1. Field of the Invention
The present invention generally relates to the field of semiconductor wafer testing, and more particularly, to a non-contact method and apparatus for testing such wafers.
2. Discussion of the Related Art
There are a variety of important measurements that must be made on a semiconductor wafer to determine whether it is suitable for further device processing and to make process adjustments. Examples of such measurements include doping concentration measurements, charge time retention measurements, and general leakage measurements. However, present measurement techniques have repeatability problems, and those techniques that utilize metal-oxide-semiconductor (MOS) structures to make the measurements destroy the wafer under test.

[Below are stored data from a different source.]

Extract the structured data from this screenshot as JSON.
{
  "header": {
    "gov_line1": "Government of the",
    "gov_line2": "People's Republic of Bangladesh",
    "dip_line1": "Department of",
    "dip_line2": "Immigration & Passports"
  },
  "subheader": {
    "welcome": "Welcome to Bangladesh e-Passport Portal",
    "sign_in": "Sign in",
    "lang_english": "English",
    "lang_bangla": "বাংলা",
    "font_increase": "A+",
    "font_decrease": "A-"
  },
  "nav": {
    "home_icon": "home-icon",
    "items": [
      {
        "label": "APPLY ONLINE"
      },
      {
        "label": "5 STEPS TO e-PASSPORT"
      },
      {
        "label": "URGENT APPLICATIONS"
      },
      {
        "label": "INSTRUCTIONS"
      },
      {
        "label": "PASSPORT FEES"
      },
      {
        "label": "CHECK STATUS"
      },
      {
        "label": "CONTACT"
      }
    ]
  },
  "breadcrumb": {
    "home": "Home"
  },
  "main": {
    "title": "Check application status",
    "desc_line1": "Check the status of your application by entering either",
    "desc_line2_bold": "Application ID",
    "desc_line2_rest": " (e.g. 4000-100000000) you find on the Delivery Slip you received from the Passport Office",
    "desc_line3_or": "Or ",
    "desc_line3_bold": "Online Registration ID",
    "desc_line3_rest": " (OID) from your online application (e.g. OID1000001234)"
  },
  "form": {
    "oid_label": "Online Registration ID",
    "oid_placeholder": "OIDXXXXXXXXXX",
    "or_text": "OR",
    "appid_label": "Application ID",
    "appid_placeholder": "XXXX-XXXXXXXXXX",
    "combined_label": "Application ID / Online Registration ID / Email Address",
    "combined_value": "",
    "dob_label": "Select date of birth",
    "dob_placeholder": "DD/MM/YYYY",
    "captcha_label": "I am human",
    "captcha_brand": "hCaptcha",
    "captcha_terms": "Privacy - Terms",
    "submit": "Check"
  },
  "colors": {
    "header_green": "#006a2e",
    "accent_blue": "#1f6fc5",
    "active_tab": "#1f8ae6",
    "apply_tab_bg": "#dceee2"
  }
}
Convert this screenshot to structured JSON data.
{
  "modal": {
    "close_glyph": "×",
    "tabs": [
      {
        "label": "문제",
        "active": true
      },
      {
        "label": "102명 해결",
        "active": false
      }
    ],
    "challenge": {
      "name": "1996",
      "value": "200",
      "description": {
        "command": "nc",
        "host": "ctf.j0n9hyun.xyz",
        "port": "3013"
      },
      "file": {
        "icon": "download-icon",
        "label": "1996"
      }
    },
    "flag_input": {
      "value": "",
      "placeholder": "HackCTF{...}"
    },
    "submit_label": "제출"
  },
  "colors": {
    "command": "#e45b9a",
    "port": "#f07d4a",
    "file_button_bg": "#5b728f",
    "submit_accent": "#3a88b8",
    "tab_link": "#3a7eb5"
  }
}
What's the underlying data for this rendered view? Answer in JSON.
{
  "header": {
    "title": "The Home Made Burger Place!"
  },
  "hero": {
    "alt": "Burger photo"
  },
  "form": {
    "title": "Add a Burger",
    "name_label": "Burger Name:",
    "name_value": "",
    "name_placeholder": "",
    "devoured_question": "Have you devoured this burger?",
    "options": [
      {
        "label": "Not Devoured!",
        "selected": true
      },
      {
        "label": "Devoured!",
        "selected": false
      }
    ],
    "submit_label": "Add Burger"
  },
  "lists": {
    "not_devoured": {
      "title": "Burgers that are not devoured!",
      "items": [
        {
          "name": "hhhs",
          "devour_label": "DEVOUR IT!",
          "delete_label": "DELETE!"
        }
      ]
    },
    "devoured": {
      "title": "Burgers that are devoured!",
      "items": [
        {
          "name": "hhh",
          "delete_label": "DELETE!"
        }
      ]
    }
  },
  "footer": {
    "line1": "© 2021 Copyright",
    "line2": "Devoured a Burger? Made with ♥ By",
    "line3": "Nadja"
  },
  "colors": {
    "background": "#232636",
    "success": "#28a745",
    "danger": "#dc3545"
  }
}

One such measurement that must be made on a semiconductor wafer to determine whether it is suitable for further device processing is the monitoring of mobile ion contamination. Monitoring of mobile ion contamination, such as sodium or potassium, is very important for improved yield and reliability of field effect transistor (FET) products. Mobile ion contamination adversely affects the performance of an FET, in that, an amount of gate voltage needed to turn the FET device "ON" is modified by the presence of mobile ions in the gate oxide. Presently known techniques for monitoring mobile ion contamination include MOS current-voltage (I-V) loop and MOS pulsed charge-voltage (Q-V) measurements. With these techniques, they are especially sensitive to mobile ions, via the detection of ionic current transients during bias-temperature stressing. However, a disadvantage of these techniques is that they require the use of MOS structures. Using a MOS structure to detect ionic currents is expensive and time consuming, in terms of the sample preparation for MOS electrodes (i.e., aluminum dots) and the recycling of monitor wafers. Furthermore, MOS dot sample preparation increases the likelihood for introducing mobile ion contamination. Still further, mobile ions tend to get trapped at the aluminum dot/oxide interface. As a result, the trapped mobile ions may not completely de-trap and be fully detected during modest bias-temperature stressing.
In further discussion regarding mobile ionic charge, mobile ions are most commonly caused by impurity atoms, e.g. of sodium. Sources of sodium can be on quartz ware in oxide furnaces. Sodium may also be found in chemicals, such as, photoresists, being used during a semiconductor manufacturing process. For instance, if a photoresist is not totally removed during device fabrication, some sodium may remain and/or sodium may diffuse into an underlying oxide. Such may be the case when using a plasma stripping process to oxidize a photoresist. In this later case, the wafer would be subjected to an elevated temperature and further be subjected to an electric field, wherein sodium ions would tend to diffuse into the underlying oxide.
In U.S. Pat. No. 4,978,915, a method of manufacturing semiconductor devices involving the detection of impurities is disclosed. The method of the '915 patent increments a voltage on an MOS electrode and monitors a corresponding increment in charge, as measured by a coulombmeter. A voltage on the dielectric is forced using a probe contact. The resultant charge increments are measured via a probe contact to the coulombmeter. Such a method suffers from the above discussed disadvantages with respect to the use of MOS electrodes.
There is thus needed an alternative improved method and apparatus for obtaining "MOS-like" measurements. Such an apparatus, and method, should be well suited for providing desired "MOS-like" measurements and further having acceptable repeatability and accuracy of measurements suitable for advanced semiconductor monitoring needs.